Читаем Жизнь за Родину. Вокруг Владимира Маяковского. В двух томах полностью

После принятия Всероссийской центральной избирательной комиссией РСФСР постановления от 16 октября 1924 года «О дополнениях и изменениях Уголовного кодекса РСФСР» (СУ РСФСР № 79. 1924) подобные нарушения и вовсе оказались декриминализированными и виновные в нарушениях теперь подвергались только административному взысканию. Однако, несмотря на такой либерализм, нехарактерный для органов государственной власти, приказом ОГПУ СССР от 29 декабря 1924 года № 452/146 была утверждена ведомственная инструкция «О порядке приобретения, ношения и хранения огнестрельного и холодного оружия и патронов к нему», в которой определялись категории граждан, которые имели на это право. К ним были отнесены:

— члены РКП(б) и РКСМ;

— ответственные работники государственных, общественных и профессиональных учреждений и организаций;

— сотрудники государственных, общественных и профессиональных учреждений и организаций при исполнении служебных обязанностей, если оружие требовалось им по роду занимаемой должности;

— остальные граждане, которым по тем или иным причинам оно требовалось.
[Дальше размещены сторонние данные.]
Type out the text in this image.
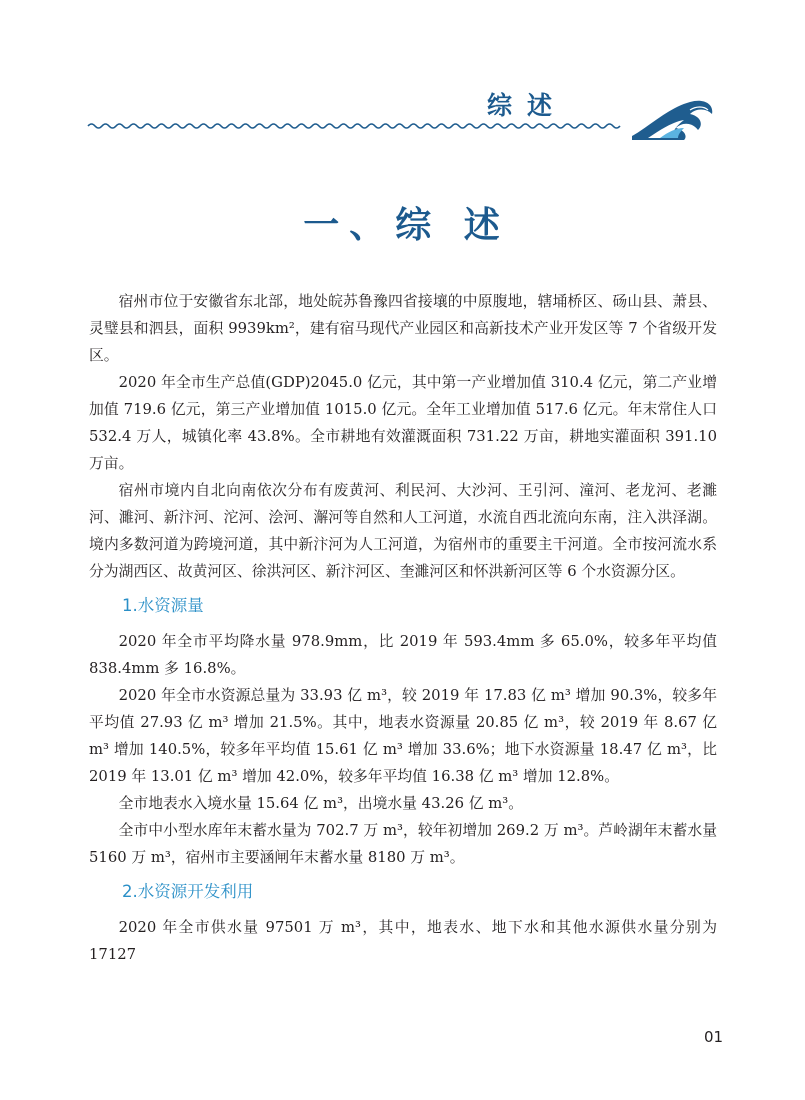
综述
一、综 述

宿州市位于安徽省东北部，地处皖苏鲁豫四省接壤的中原腹地，辖埇桥区、砀山县、萧县、灵璧县和泗县，面积 9939km²，建有宿马现代产业园区和高新技术产业开发区等 7 个省级开发区。

2020 年全市生产总值(GDP)2045.0 亿元，其中第一产业增加值 310.4 亿元，第二产业增加值 719.6 亿元，第三产业增加值 1015.0 亿元。全年工业增加值 517.6 亿元。年末常住人口 532.4 万人，城镇化率 43.8%。全市耕地有效灌溉面积 731.22 万亩，耕地实灌面积 391.10 万亩。

宿州市境内自北向南依次分布有废黄河、利民河、大沙河、王引河、潼河、老龙河、老濉河、濉河、新汴河、沱河、浍河、澥河等自然和人工河道，水流自西北流向东南，注入洪泽湖。境内多数河道为跨境河道，其中新汴河为人工河道，为宿州市的重要主干河道。全市按河流水系分为湖西区、故黄河区、徐洪河区、新汴河区、奎濉河区和怀洪新河区等 6 个水资源分区。

1.水资源量

2020 年全市平均降水量 978.9mm，比 2019 年 593.4mm 多 65.0%，较多年平均值 838.4mm 多 16.8%。

2020 年全市水资源总量为 33.93 亿 m³，较 2019 年 17.83 亿 m³ 增加 90.3%，较多年平均值 27.93 亿 m³ 增加 21.5%。其中，地表水资源量 20.85 亿 m³，较 2019 年 8.67 亿 m³ 增加 140.5%，较多年平均值 15.61 亿 m³ 增加 33.6%；地下水资源量 18.47 亿 m³，比 2019 年 13.01 亿 m³ 增加 42.0%，较多年平均值 16.38 亿 m³ 增加 12.8%。

全市地表水入境水量 15.64 亿 m³，出境水量 43.26 亿 m³。

全市中小型水库年末蓄水量为 702.7 万 m³，较年初增加 269.2 万 m³。芦岭湖年末蓄水量 5160 万 m³，宿州市主要涵闸年末蓄水量 8180 万 m³。

2.水资源开发利用

2020 年全市供水量 97501 万 m³，其中，地表水、地下水和其他水源供水量分别为 17127

01
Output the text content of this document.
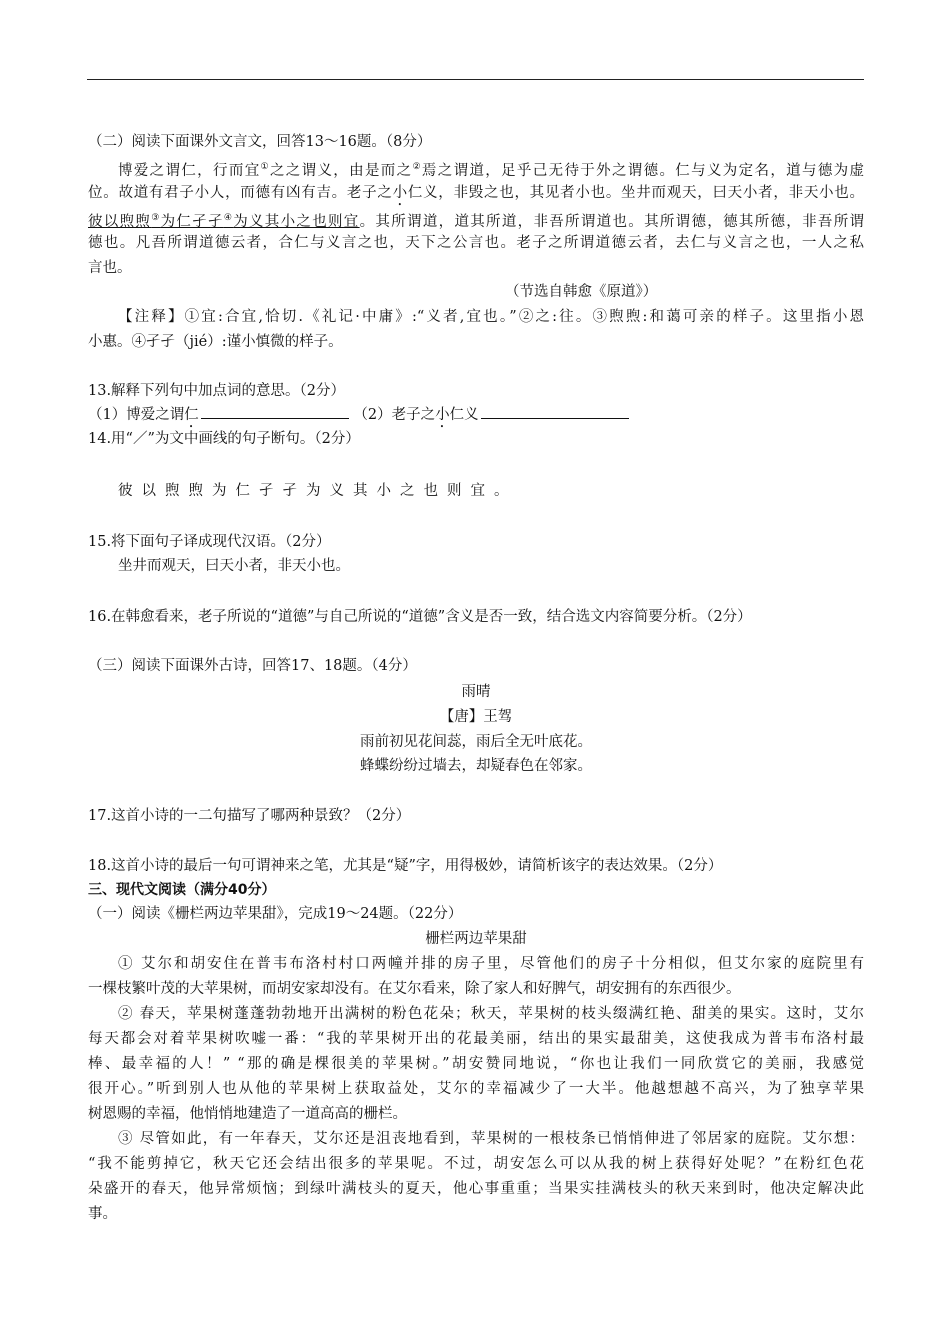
（二）阅读下面课外文言文，回答13～16题。（8分）
博爱之谓仁，行而宜①之之谓义，由是而之②焉之谓道，足乎己无待于外之谓德。仁与义为定名，道与德为虚
位。故道有君子小人，而德有凶有吉。老子之小仁义，非毁之也，其见者小也。坐井而观天，曰天小者，非天小也。
彼以煦煦③为仁孑孑④为义其小之也则宜。其所谓道，道其所道，非吾所谓道也。其所谓德，德其所德，非吾所谓
德也。凡吾所谓道德云者，合仁与义言之也，天下之公言也。老子之所谓道德云者，去仁与义言之也，一人之私
言也。
（节选自韩愈《原道》）
【注释】①宜:合宜,恰切.《礼记·中庸》:“义者,宜也。”②之:往。③煦煦:和蔼可亲的样子。这里指小恩
小惠。④孑孑（jié）:谨小慎微的样子。
13.解释下列句中加点词的意思。（2分）
（1）博爱之谓仁	（2）老子之小仁义
14.用“／”为文中画线的句子断句。（2分）
彼以煦煦为仁孑孑为义其小之也则宜。
15.将下面句子译成现代汉语。（2分）
坐井而观天，曰天小者，非天小也。
16.在韩愈看来，老子所说的“道德”与自己所说的“道德”含义是否一致，结合选文内容简要分析。（2分）
（三）阅读下面课外古诗，回答17、18题。（4分）
雨晴
【唐】王驾
雨前初见花间蕊，雨后全无叶底花。
蜂蝶纷纷过墙去，却疑春色在邻家。
17.这首小诗的一二句描写了哪两种景致？（2分）
18.这首小诗的最后一句可谓神来之笔，尤其是“疑”字，用得极妙，请简析该字的表达效果。（2分）
三、现代文阅读（满分40分）
（一）阅读《栅栏两边苹果甜》，完成19～24题。（22分）
栅栏两边苹果甜
① 艾尔和胡安住在普韦布洛村村口两幢并排的房子里，尽管他们的房子十分相似，但艾尔家的庭院里有
一棵枝繁叶茂的大苹果树，而胡安家却没有。在艾尔看来，除了家人和好脾气，胡安拥有的东西很少。
② 春天，苹果树蓬蓬勃勃地开出满树的粉色花朵；秋天，苹果树的枝头缀满红艳、甜美的果实。这时，艾尔
每天都会对着苹果树吹嘘一番：“我的苹果树开出的花最美丽，结出的果实最甜美，这使我成为普韦布洛村最
棒、最幸福的人！” “那的确是棵很美的苹果树。”胡安赞同地说，“你也让我们一同欣赏它的美丽，我感觉
很开心。”听到别人也从他的苹果树上获取益处，艾尔的幸福减少了一大半。他越想越不高兴，为了独享苹果
树恩赐的幸福，他悄悄地建造了一道高高的栅栏。
③ 尽管如此，有一年春天，艾尔还是沮丧地看到，苹果树的一根枝条已悄悄伸进了邻居家的庭院。艾尔想：
“我不能剪掉它，秋天它还会结出很多的苹果呢。不过，胡安怎么可以从我的树上获得好处呢？”在粉红色花
朵盛开的春天，他异常烦恼；到绿叶满枝头的夏天，他心事重重；当果实挂满枝头的秋天来到时，他决定解决此
事。
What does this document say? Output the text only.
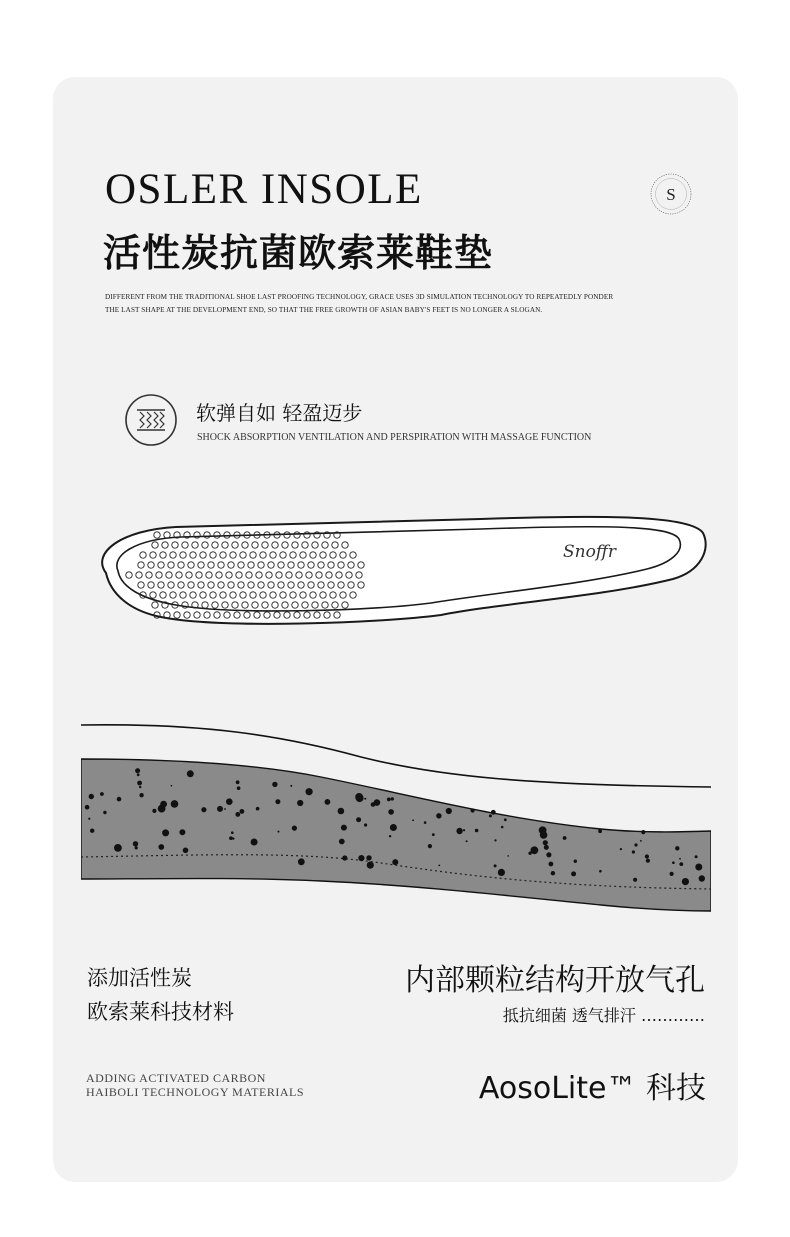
OSLER INSOLE
活性炭抗菌欧索莱鞋垫
DIFFERENT FROM THE TRADITIONAL SHOE LAST PROOFING TECHNOLOGY, GRACE USES 3D SIMULATION TECHNOLOGY TO REPEATEDLY PONDER
THE LAST SHAPE AT THE DEVELOPMENT END, SO THAT THE FREE GROWTH OF ASIAN BABY'S FEET IS NO LONGER A SLOGAN.
S
软弹自如 轻盈迈步
SHOCK ABSORPTION VENTILATION AND PERSPIRATION WITH MASSAGE FUNCTION
Snoffr
添加活性炭
欧索莱科技材料
内部颗粒结构开放气孔
抵抗细菌 透气排汗 …………
ADDING ACTIVATED CARBON
HAIBOLI TECHNOLOGY MATERIALS	AosoLite™ 科技
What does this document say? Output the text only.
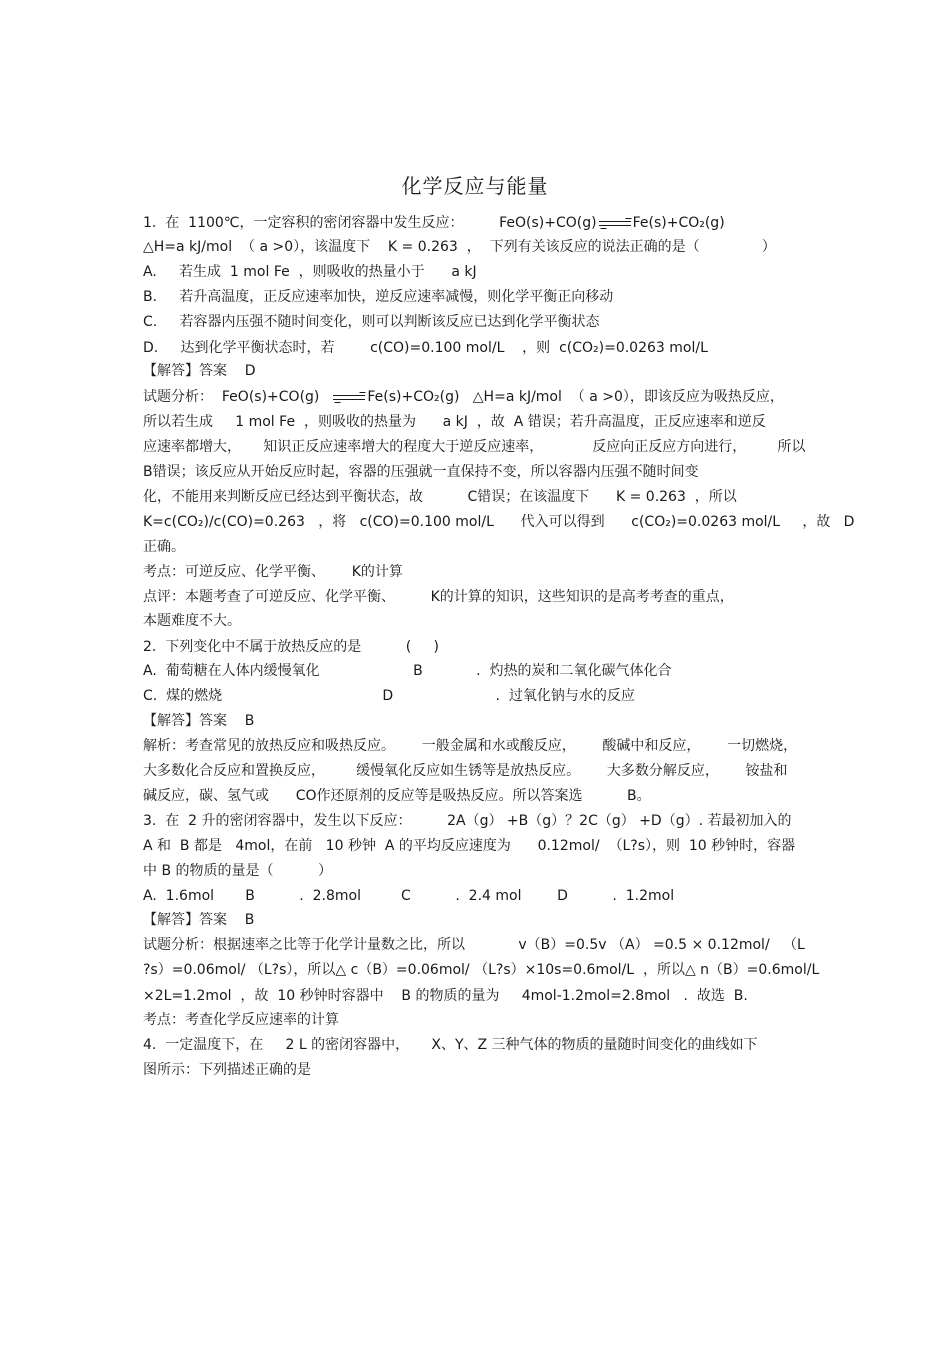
化学反应与能量
1.  在  1100℃，一定容积的密闭容器中发生反应：        FeO(s)+CO(g) → Fe(s)+CO₂(g)
△H=a kJ/mol  （ a >0），该温度下    K = 0.263  ，  下列有关该反应的说法正确的是（              ）
A.     若生成  1 mol Fe  ，则吸收的热量小于      a kJ
B.     若升高温度，正反应速率加快，逆反应速率减慢，则化学平衡正向移动
C.     若容器内压强不随时间变化，则可以判断该反应已达到化学平衡状态
D.     达到化学平衡状态时，若        c(CO)=0.100 mol/L    ，则  c(CO₂)=0.0263 mol/L
【解答】答案    D
试题分析：  FeO(s)+CO(g) → Fe(s)+CO₂(g)   △H=a kJ/mol  （ a >0），即该反应为吸热反应，
所以若生成     1 mol Fe  ，则吸收的热量为      a kJ  ，故  A 错误；若升高温度，正反应速率和逆反
应速率都增大，     知识正反应速率增大的程度大于逆反应速率，           反应向正反应方向进行，       所以
B错误；该反应从开始反应时起，容器的压强就一直保持不变，所以容器内压强不随时间变
化，不能用来判断反应已经达到平衡状态，故          C错误；在该温度下      K = 0.263  ，所以
K=c(CO₂)/c(CO)=0.263   ，将   c(CO)=0.100 mol/L      代入可以得到      c(CO₂)=0.0263 mol/L     ，故   D
正确。
考点：可逆反应、化学平衡、      K的计算
点评：本题考查了可逆反应、化学平衡、        K的计算的知识，这些知识的是高考考查的重点，
本题难度不大。
2.  下列变化中不属于放热反应的是          (     )
A.  葡萄糖在人体内缓慢氧化                     B            .  灼热的炭和二氧化碳气体化合
C.  煤的燃烧                                    D                       .  过氧化钠与水的反应
【解答】答案    B
解析：考查常见的放热反应和吸热反应。      一般金属和水或酸反应，      酸碱中和反应，      一切燃烧，
大多数化合反应和置换反应，       缓慢氧化反应如生锈等是放热反应。      大多数分解反应，      铵盐和
碱反应，碳、氢气或      CO作还原剂的反应等是吸热反应。所以答案选          B。
3.  在  2 升的密闭容器中，发生以下反应：        2A（g） +B（g）？2C（g） +D（g）. 若最初加入的
A 和  B 都是   4mol，在前   10 秒钟  A 的平均反应速度为      0.12mol/  （L?s），则  10 秒钟时，容器
中 B 的物质的量是（          ）
A.  1.6mol       B          .  2.8mol         C          .  2.4 mol        D          .  1.2mol
【解答】答案    B
试题分析：根据速率之比等于化学计量数之比，所以            v（B）=0.5v （A） =0.5 × 0.12mol/   （L
?s）=0.06mol/ （L?s），所以△ c（B）=0.06mol/ （L?s）×10s=0.6mol/L  ，所以△ n（B）=0.6mol/L
×2L=1.2mol  ，故  10 秒钟时容器中    B 的物质的量为     4mol-1.2mol=2.8mol   .  故选  B.
考点：考查化学反应速率的计算
4.  一定温度下，在     2 L 的密闭容器中，     X、Y、Z 三种气体的物质的量随时间变化的曲线如下
图所示：下列描述正确的是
По всей видимости, беспартийный профессиональный литератор В. В. Маяковский относился к последней категории «остальных граждан»

Да и позднее, несмотря на вводимые дополнительные ограничения, полностью разоружить население страны так и не удалось. И дело здесь было не только в том, что граждане категорически отказывалось сдавать имеющееся на руках «стволы», совершенно отчётливо сознавая, что в деле защиты личности и собственного имущества они могут рассчитывать только на себя, просто для многих участников боёв винтовка, револьвер, шашка или кортик были не столько памятью, сколько символами определённого социального статуса. Например, ещё во время Гражданской войны было принято несколько декретов о почётном оружии, которым ВЦИК награждал за особые боевые отличия. К нему относились «шашка (кортик) с вызолоченным эфесом, с наложенным на эфес знаком ордена „Красного Знамени“ и револьвер, на рукояти которого прикрепляется орден „Красного Знамени“ и серебряная накладка с надписью: „Честному воину Рабоче-Крестьянской Красной Армии (или Флота) от Центрального Исполнительного Комитета Союза ССР 19… года“». К тому же командование РККА, по вполне понятным причинам, было лояльно и к получившей широкое распространение среди красных командиров «из бывших» практике ношения «георгиевских» и «анненских» шашек и сабель, полученных «за храбрость» при царском режиме, разве что императорский вензель на эфесе награждённому полагалось сбить…

Впрочем, Владимир Маяковский не был членом РКП(б) и удостоверения сотрудника ОГПУ, в отличие от своих близких друзей Бриков, тоже не имел, да и до убийства коммунистом Леонидом Николаевым С. М. Кирова — «Мироныча» — из револьвера системы «Нагана» № 24778, радикально изменившего отношение к этому вопросу, было ещё почти четыре с половиной года.

Несмотря на большое количество материалов и статей о последних днях Маяковского и трагедии, произошедшей в «комнате-лодочке», у исследователей его творчества до сих пор нет определённого ответа на вопросы: что же там всё-таки произошло и, самое главное, почему?

Попытки объяснить трагический жизненный финал поэта ещё будут предприниматься в сотнях книг и журналистских материалах. Дадим же их авторам право на собственное, иногда совершенно фантастическое, мнение.

Ещё 17 апреля 1930 года, в день похорон Маяковского, в экстренном совместном выпуске «Литературной газеты» и «Комсомольской правды» появилась статья Михаила Кольцова, озаглавленная «Что случилось», где было сказано: «…Руки прочь от Маяковского, прочь руки всех, кто посмеет исказить его облик, эксплуатируя акт самоубийства, проводя тонюсенькие параллели, делая ехидные выводы (…) Вы скажете — Есенин? Есенин — другое дело. Задолго выбитый из седла, лишённый социальной базы, растерянный и опустившийся, он обречённо шёл к неизбежному концу, он выдохся в петле безвыходных противоречий. (…) Нельзя с настоящего полноценного Маяковского спрашивать за самоубийство. Стрелял кто-то другой, случайный, временно завладевший ослабленной психикой поэта — общественника и революционера. Мы, современники, друзья Маяковского, требуем зарегистрировать это показание…». (Литературная газета. Комсомольская правда. Совместный выпуск. 17 апреля 1930 года.)